96393 - High Energy Astrophysics

Learning outcomes

This course focuses on the description of mechanisms and physical processes responsible for the emission observed from populations of Galactic and extra-galactic sources in the high-energy portion of the electromagnetic spectrum (mostly X-ray and Gamma-ray). All the phenomena will be illustrated using results from state-of-the-art X-ray and Gamma ray observatories. Students will be able to critically comprehend and discuss the high-energy emission properties of different classes of cosmic sources (e.g. compact X-ray sources such as X-ray binaries and Active Galactic Nuclei, clusters of galaxies, exploding stars such as Supernovae and Gamma Ray Burst, the Galactic Center). Through a multi-wavelength (and multi-messenger) approach, students will be able relate the X-ray properties of the observed sources with their emission at other wavelengths (and other messengers). The student is expected also to attain a basic knowledge of the techniques related to the detection of X-ray and Gamma-ray photons and on the properties of past, present, and future X-ray telescopes.

Course contents

INTRODUCTION TO HIGH-ENERGY ASTROPHYSICS

• Recap on emission mechanisms: blackbody/bremsstrahlung/synchrotron/Compton scattering and Inverse Compton scattering, and some examples in the field of high-energy Astrophysics. Line production. Plasma physics (collisional and ionization equilibrium)

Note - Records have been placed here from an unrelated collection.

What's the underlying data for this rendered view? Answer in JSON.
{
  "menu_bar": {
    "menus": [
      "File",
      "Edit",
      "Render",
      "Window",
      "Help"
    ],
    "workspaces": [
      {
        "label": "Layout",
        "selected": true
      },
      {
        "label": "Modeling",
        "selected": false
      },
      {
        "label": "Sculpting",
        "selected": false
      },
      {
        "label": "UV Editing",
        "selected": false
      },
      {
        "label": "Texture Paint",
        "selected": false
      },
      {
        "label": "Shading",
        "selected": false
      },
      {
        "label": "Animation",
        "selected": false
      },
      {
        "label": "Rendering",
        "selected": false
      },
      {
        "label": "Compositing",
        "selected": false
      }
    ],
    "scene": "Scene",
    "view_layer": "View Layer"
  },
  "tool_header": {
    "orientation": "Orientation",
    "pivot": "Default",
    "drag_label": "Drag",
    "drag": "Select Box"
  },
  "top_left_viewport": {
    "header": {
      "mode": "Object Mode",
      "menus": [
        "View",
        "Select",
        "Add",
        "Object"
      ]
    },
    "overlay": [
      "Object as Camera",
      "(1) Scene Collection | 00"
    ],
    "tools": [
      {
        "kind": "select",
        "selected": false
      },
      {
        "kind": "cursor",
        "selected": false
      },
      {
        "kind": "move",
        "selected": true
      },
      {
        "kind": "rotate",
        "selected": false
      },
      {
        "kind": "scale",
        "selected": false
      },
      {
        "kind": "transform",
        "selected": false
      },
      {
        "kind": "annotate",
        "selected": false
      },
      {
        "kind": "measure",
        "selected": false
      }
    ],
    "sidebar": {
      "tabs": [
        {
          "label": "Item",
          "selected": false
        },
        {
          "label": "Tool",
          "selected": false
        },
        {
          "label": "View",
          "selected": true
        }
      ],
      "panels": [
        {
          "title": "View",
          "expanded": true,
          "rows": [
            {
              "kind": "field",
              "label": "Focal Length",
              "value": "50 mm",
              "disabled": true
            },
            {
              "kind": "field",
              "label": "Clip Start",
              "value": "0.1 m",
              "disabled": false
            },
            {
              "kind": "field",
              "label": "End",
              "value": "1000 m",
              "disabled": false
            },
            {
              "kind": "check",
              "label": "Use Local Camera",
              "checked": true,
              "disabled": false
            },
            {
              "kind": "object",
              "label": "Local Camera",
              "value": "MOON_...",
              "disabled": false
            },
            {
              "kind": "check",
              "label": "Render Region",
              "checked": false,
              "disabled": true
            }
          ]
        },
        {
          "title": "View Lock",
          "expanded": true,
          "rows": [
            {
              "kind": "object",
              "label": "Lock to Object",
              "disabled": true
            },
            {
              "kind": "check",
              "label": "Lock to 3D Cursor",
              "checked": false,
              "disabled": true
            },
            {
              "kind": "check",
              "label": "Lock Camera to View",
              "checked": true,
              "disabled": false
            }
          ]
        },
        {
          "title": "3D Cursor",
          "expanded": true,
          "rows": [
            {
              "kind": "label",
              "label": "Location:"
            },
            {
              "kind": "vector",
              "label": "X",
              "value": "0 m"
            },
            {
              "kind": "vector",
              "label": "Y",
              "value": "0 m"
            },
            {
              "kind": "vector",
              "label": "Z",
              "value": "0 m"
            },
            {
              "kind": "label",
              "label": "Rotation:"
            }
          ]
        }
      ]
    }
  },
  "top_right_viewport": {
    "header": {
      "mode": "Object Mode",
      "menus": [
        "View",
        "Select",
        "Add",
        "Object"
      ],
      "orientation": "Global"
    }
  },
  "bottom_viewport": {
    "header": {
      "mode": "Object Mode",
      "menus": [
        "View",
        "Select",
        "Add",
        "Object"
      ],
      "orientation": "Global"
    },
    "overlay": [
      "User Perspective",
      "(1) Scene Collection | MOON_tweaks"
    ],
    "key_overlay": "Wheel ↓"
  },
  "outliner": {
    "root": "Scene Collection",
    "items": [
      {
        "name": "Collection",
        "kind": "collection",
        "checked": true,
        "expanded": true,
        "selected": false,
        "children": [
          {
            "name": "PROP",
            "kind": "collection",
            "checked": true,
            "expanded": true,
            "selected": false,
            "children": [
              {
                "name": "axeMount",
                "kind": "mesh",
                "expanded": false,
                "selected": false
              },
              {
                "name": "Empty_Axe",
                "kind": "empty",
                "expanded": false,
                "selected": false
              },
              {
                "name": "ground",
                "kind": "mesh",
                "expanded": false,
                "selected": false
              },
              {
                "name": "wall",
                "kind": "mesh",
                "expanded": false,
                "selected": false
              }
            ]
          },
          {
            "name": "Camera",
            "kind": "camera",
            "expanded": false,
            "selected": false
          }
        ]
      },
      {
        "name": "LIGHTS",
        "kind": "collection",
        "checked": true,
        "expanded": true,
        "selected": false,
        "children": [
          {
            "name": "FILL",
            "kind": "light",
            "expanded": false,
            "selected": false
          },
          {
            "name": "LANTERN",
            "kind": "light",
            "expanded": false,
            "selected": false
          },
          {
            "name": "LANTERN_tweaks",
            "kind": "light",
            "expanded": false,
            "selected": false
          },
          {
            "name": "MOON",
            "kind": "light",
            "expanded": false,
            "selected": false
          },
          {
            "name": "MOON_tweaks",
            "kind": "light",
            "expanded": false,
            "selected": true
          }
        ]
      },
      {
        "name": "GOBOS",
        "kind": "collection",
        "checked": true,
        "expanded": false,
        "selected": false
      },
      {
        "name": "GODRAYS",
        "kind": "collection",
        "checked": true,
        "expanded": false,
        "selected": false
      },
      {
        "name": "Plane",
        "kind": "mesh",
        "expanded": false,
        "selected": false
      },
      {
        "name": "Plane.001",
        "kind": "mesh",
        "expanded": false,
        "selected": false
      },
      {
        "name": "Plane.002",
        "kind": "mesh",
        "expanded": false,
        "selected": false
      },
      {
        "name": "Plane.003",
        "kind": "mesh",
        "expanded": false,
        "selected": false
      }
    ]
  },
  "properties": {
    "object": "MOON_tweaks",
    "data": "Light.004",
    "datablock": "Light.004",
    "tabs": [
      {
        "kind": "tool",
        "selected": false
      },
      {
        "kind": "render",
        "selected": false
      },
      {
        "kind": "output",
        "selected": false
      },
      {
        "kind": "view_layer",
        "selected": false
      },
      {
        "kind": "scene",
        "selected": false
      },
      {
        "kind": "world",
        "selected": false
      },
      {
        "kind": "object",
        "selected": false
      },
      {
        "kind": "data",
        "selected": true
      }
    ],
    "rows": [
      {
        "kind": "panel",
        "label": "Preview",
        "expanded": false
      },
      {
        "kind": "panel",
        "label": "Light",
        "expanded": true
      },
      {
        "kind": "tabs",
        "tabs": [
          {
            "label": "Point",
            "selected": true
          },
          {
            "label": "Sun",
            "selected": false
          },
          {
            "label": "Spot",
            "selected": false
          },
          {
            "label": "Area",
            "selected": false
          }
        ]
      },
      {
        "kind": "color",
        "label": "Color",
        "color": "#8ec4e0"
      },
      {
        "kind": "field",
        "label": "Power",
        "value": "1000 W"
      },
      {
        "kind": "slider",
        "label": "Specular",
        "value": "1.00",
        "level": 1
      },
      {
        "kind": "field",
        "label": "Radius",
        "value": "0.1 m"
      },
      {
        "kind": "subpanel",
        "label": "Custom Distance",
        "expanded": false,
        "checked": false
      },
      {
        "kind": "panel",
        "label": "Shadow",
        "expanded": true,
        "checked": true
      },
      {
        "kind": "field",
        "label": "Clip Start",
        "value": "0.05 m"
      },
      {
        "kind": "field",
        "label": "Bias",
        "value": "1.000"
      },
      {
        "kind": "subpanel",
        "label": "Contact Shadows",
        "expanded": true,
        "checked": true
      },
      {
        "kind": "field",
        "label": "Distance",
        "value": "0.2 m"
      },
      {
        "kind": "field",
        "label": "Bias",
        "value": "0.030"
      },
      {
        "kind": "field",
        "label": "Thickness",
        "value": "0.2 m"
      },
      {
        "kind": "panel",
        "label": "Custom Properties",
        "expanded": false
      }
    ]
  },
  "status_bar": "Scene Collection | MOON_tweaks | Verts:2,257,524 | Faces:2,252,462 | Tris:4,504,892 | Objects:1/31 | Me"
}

• History of the high-energy Astronomy. Excursus on the properties of the main X-ray/Gamma-ray satellites of the 'golden age'.

• Detection techniques for high-energy photons. X-ray and Gamma-ray detectors; CCDs in X-rays. Wolter-type telescopes and coded-aperture masks. Cerenkov radiation.

ACCRETION PHYSICS:

• Theory, Eddington limit, accretion discs. Accretion and ejection processes (jets, winds)

• Physics of compact objects: white dwarfs, Chandrasekhar limit, neutron stars, pulsars, black holes (with some mentions on relativistic astrophysics)

HIGH-ENERGY ASTROPHYSICS: GALACTIC

• X-ray binaries: phenomenology, classification and physical properties. Cataclysmic variables,Low- and High-mass X-ray binaries, candidates black holes.
  

• The Galactic Center: a multi-wavelength perspective. Emission from point-like and extended X-ray/Gamma-ray sources. Properties of the Fermi bubbles and other extended features. Matter infalling onto SgrA*.

• X-ray emission from Solar System objects.

• Stellar X-ray Astronomy: main-sequence (MS) and pre-MS stars/very low-mass stars.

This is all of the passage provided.